Desde que se detectaron en España los primeros casos de Covid-19 se ha optado por las medidas más garantistas con los derechos fundamentales. Y se ha hecho en la situación de emergencia en la que la pandemia nos ha sumido, que nos conduce a difíciles ponderaciones entre bienes de inestimable valor e imposible cuantificación, como la vida, la salud o la libertad ambulatoria.
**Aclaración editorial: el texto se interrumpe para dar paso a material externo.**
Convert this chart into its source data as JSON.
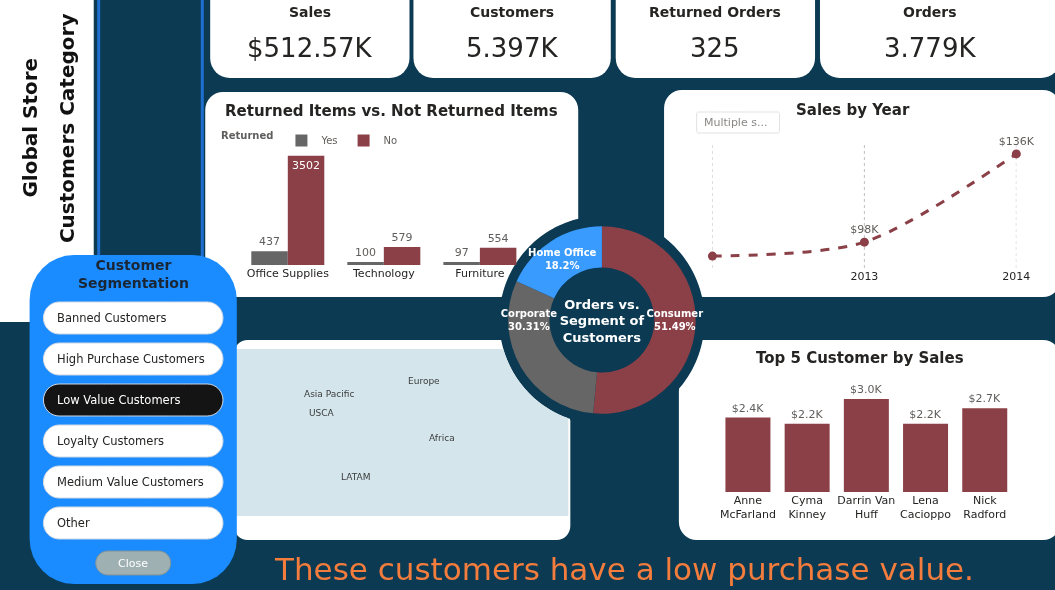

La declaración del estado de alarma es un ejemplo de esta lógica garantista. Los estados de emergencia suponen una alteración temporal del sistema institucional normal que implican consecuencias importantes en relación con la protección de los derechos fundamentales. Pero siempre con la finalidad de preservar el disfrute de su núcleo esencial, aun en las situaciones más difíciles.
En España, los preceptos constitucionales que regulan estos regímenes se desarrollan en una Ley Orgánica. El Tribunal Constitucional ya ha tenido la oportunidad de pronunciarse sobre ella explicando el sentido de cada uno de ellos –alarma, excepción y sitio– en función de las distintas circunstancias que ocasionen la excepcionalidad.
Las medidas que pueden decretarse en cada estado están pensadas para afrontar los motivos concretos de su declaración. El estado de alarma puede declararse cuando sucedan catástrofes naturales, accidentes de gran magnitud, crisis sanitarias como esta epidemia o situaciones de contaminación graves. Por ello, su declaración permite limitar la circulación o permanencia de personas o vehículos en horas y lugares determinados o condicionarlas al cumplimiento de ciertos requisitos, entre otras.
El estado de excepción puede declararse cuando exista una alteración tan grande del orden público que el ejercicio de las potestades ordinarias fuera insuficiente para restaurar la normalidad. Atendiendo a una problemática de origen social, permitiría suspender –no limitar– múltiples derechos fundamentales como la inviolabilidad del domicilio, el secreto de las comunicaciones, la libertad de expresión o el derecho de reunión y manifestación. El estado de sitio obedece a situaciones relacionadas con guerra o con actos de fuerza contra la soberanía o independencia de España.
Por lo tanto, no son tres niveles sucesivos, sino que cada uno de esos estados es la respuesta a una situación concreta y diversa a las previstas para los demás. El recientemente fallecido Fernando Morán lo explicó durante una intervención parlamentaria: «No se trata de etapas, de escalas en una escalera con intensidad diferente del mismo proceso; se trata de situaciones cualitativamente distintas». La adopción de uno u otro no resulta discrecional, sino que deben darse los fenómenos para los que está pensado.
El estado de alarma es la herramienta que mejor encaja para combatir una epidemia. Así lo menciona expresamente la ley. In claris non fit interpretatio. Por eso, juristas como Tomás de la Quadra-Salcedo ha advertido que declarar los de excepción o sitio hubiera supuesto «un fraude de ley y, en último extremo, de Constitución», además de un peligro, el de dar a una crisis sanitaria como la actual el carácter político que posee el estado de excepción.
Es lógico y enriquecedor que, en las actuales circunstancias, se abra el debate jurídico sobre los aciertos e inconvenientes de habernos decantado por uno u otro estado de emergencia. Bienvenida sea toda discusión constructiva.
En este debate debe tenerse presente un principio que vertebra toda medida en situaciones como la actual. Un principio milenario que cobra un sentido propio en el Estado social y democrático que es España: Salus populi suprema lex. Este adagio expresado por Cicerón hace más de 2.000 años es el que Gobierno trata de compaginar en todo momento con el máximo respeto a los derechos y libertades de todos. Porque, pese a la complejidad del escenario que vivimos, el ejercicio de todo poder público debe ir encaminado a la preservación de este núcleo esencial de nuestra forma de vida.